Apologies 'R Us

Richard Clarke's mea culpa to the nation and the families of 9/11 confused many people. "Your government failed you. Those entrusted with protecting you failed you. I failed you." The hell was that? Encyclopedias were consulted. The Capitol was all a-dither. Nobody could pinpoint exactly what happened. Residents of DC haven't witnessed anybody apologize for anything since OG, original George, of the Washington variety with that whole cherry tree deal and even then, rumor has it, dad had to pry it out of him with the business end of a blunderbuss.

Nowadays, an apology is seen as a sign of weakness. The French apologize. In America, we find it much better to forge forward ignoring all obvious mistakes, while trying to create enough noise and dust to cover your trail, which isn't all that hard here in the Twenty First century where the average attention span is close to that of a gnat blink. But now apologies are the rage and the fabric of our nation is at stake.

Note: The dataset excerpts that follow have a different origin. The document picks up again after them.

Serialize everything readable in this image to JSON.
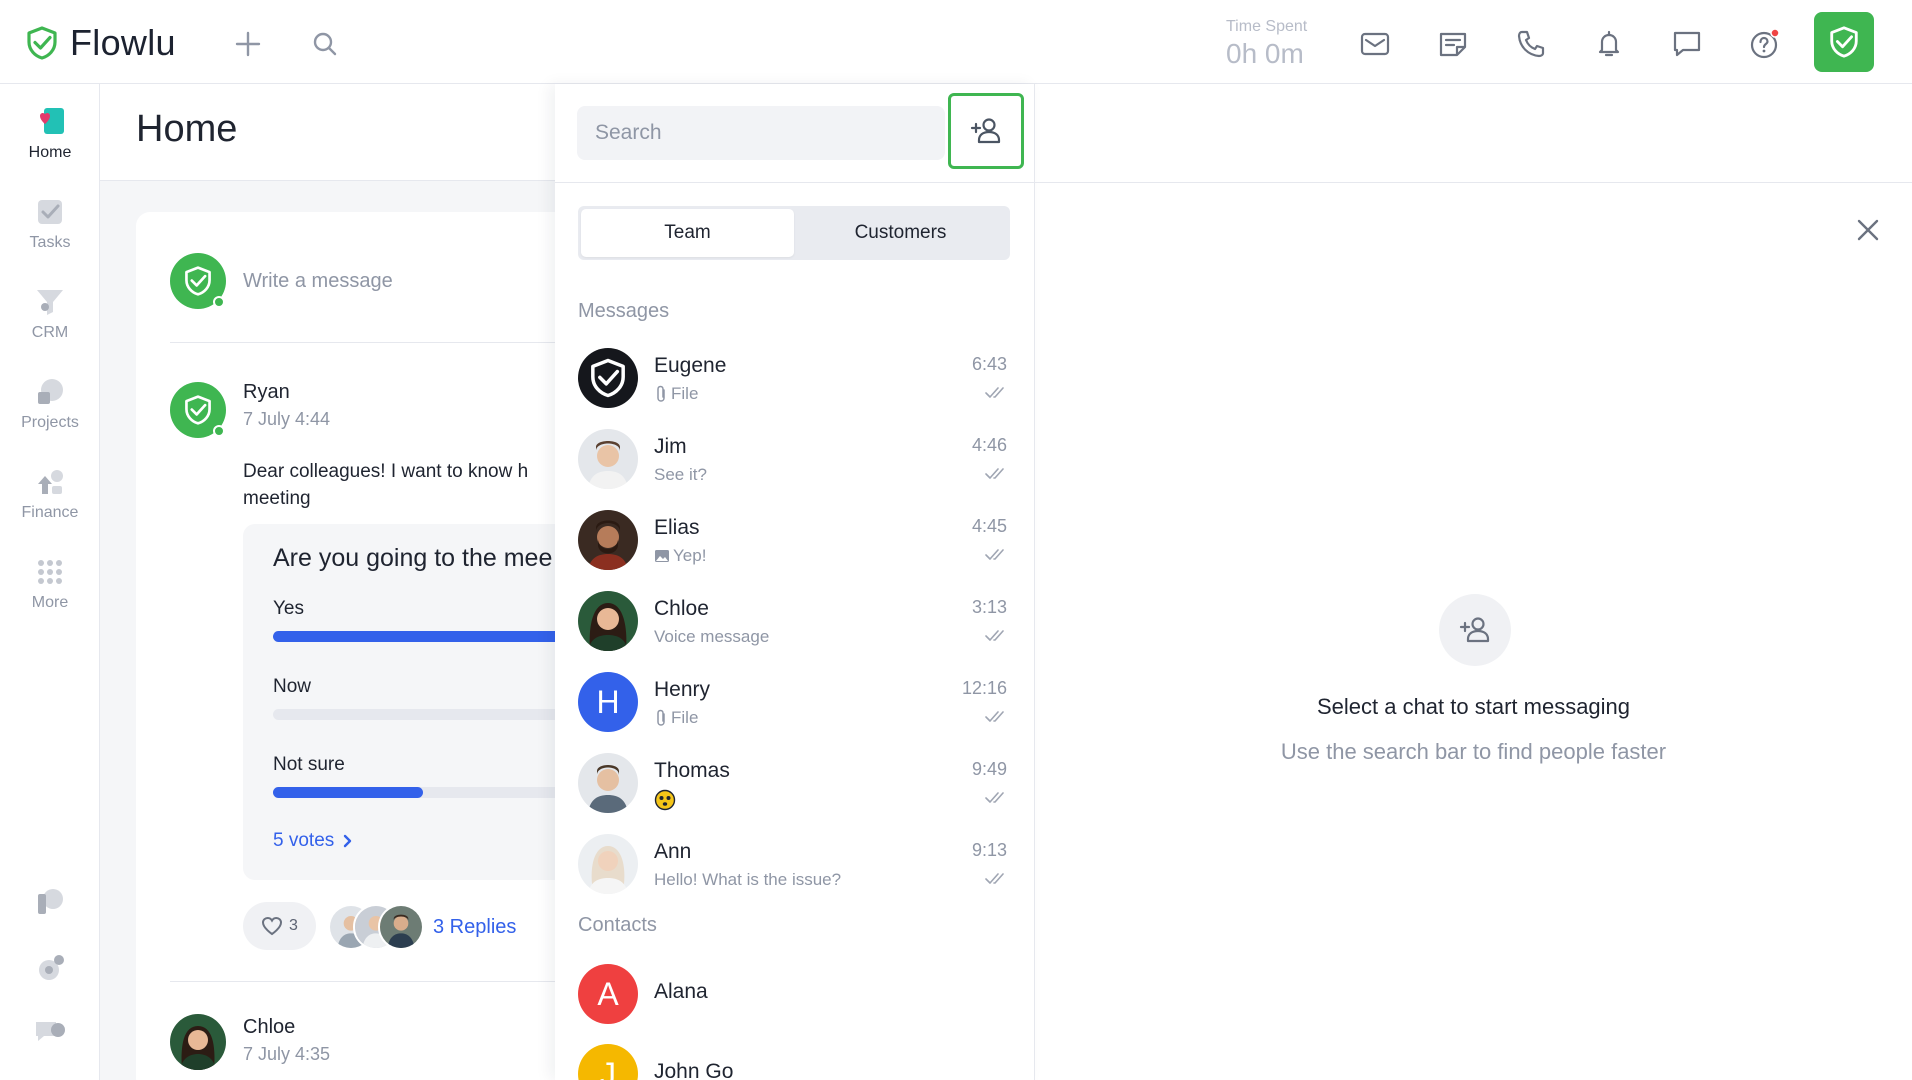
{
  "app": {
    "name": "Flowlu",
    "brand_color": "#3fb651",
    "accent_color": "#3361ea"
  },
  "topbar": {
    "time_spent_label": "Time Spent",
    "time_spent_value": "0h 0m",
    "icons": [
      "plus-icon",
      "search-icon",
      "mail-icon",
      "note-icon",
      "phone-icon",
      "bell-icon",
      "chat-icon",
      "help-icon",
      "flowlu-check-icon"
    ]
  },
  "nav": {
    "items": [
      {
        "label": "Home",
        "icon": "home-icon",
        "active": true
      },
      {
        "label": "Tasks",
        "icon": "tasks-icon"
      },
      {
        "label": "CRM",
        "icon": "crm-icon"
      },
      {
        "label": "Projects",
        "icon": "projects-icon"
      },
      {
        "label": "Finance",
        "icon": "finance-icon"
      },
      {
        "label": "More",
        "icon": "grid-icon"
      }
    ],
    "bottom_icons": [
      "parking-icon",
      "settings-icon",
      "support-icon"
    ]
  },
  "home": {
    "title": "Home",
    "write_placeholder": "Write a message",
    "post": {
      "author": "Ryan",
      "date": "7 July 4:44",
      "text": "Dear colleagues! I want to know h meeting",
      "poll": {
        "question": "Are you going to the mee",
        "options": [
          {
            "label": "Yes",
            "fraction": 1.0
          },
          {
            "label": "Now",
            "fraction": 0.0
          },
          {
            "label": "Not sure",
            "fraction": 0.5
          }
        ],
        "votes": "5 votes"
      },
      "likes": "3",
      "replies": "3 Replies"
    },
    "next_post": {
      "author": "Chloe",
      "date": "7 July 4:35"
    }
  },
  "chat": {
    "search_placeholder": "Search",
    "tabs": {
      "team": "Team",
      "customers": "Customers"
    },
    "messages_label": "Messages",
    "messages": [
      {
        "name": "Eugene",
        "preview": "File",
        "preview_icon": "paperclip-icon",
        "time": "6:43",
        "avatar": "logo"
      },
      {
        "name": "Jim",
        "preview": "See it?",
        "time": "4:46",
        "avatar": "photo",
        "skin": "#e9c4a6",
        "hair": "#5a4030",
        "shirt": "#f2f2f2"
      },
      {
        "name": "Elias",
        "preview": "Yep!",
        "preview_icon": "image-icon",
        "time": "4:45",
        "avatar": "photo",
        "skin": "#b67c5a",
        "hair": "#2a1a12",
        "shirt": "#8b2f20"
      },
      {
        "name": "Chloe",
        "preview": "Voice message",
        "time": "3:13",
        "avatar": "photo",
        "skin": "#e8b896",
        "hair": "#2c1c14",
        "shirt": "#2a5a3a"
      },
      {
        "name": "Henry",
        "preview": "File",
        "preview_icon": "paperclip-icon",
        "time": "12:16",
        "avatar": "letter",
        "letter": "H",
        "color": "#3361ea"
      },
      {
        "name": "Thomas",
        "preview": "",
        "preview_icon": "emoji-icon",
        "time": "9:49",
        "avatar": "photo",
        "skin": "#e5c0a2",
        "hair": "#4a3828",
        "shirt": "#5a6a7a"
      },
      {
        "name": "Ann",
        "preview": "Hello! What is the issue?",
        "time": "9:13",
        "avatar": "photo",
        "skin": "#f0d2bc",
        "hair": "#e8dccc",
        "shirt": "#f5f5f5"
      }
    ],
    "contacts_label": "Contacts",
    "contacts": [
      {
        "name": "Alana",
        "letter": "A",
        "color": "#ef4040"
      },
      {
        "name": "John Go",
        "letter": "J",
        "color": "#f5b800"
      }
    ]
  },
  "empty_state": {
    "title": "Select a chat to start messaging",
    "subtitle": "Use the search bar to find people faster"
  }
}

This disastrous turn of events must be averted. Testifying in front of the 9/11 Commission, Condoleezza Rice may be forced to reverse her "60 Minutes" appearance in which she gamely resisted any urge to make amends. But little can be done to erase the image of Clarke as a folk hero and don't think the word isn't getting out. Listen real close, you can almost hear the reluctant focus groups plopping down in their rented folding chairs. And I predict, unless this ghastly trend is nipped in the bud, big time political consultants will be forced to report that when stuff goes bad, taxpayers actually prefer someone to take responsibility and request forgiveness. If this gets out, it could lead to a veritable rampage of repentance. Folks will be knocking each other down running around the Capital apologizing willy-nilly into open microphones tying up conference rooms where important legislation could be stalled. Imagine the ugliness that could ensue.


  • Former President Bill Clinton, for, well, you know.


  • NY Senator, Hillary Clinton for not slapping Bill around when he was little.


  • Senator Trent Lott just for his hair.


  • Governor Arnold Schwarzenegger for smiling all the damn time. The hell is wrong with him?


  • Vice President Dick Cheney for running the country, not telling us and not doing a better job.


  • Commerce Secretary Donald Evans for criticizing John Kerry for "looking French." Yeah, right, and he smells like a tax cut too.


  • Senator Edward Kennedy for his behavior during the Seventies.


  • Condoleezza Rice just for her hair.


  • Talk show host Larry King for those darn suspenders.


  • Senator Edward Kennedy for his behavior during the Eighties.


  • Former President Jimmy Carter for his brother Billy.


  • Governor Jeb Bush for his brothers Neil and George.


  • Former First Lady Barbara Bush for not slapping George around when he was little.


  • Presumptive Democratic Presidential Candidate John Kerry for sharing the same planet with Jane Fonda.


And political comic Will Durst for whatever happened during those inconvenient oil-slicks in his memory.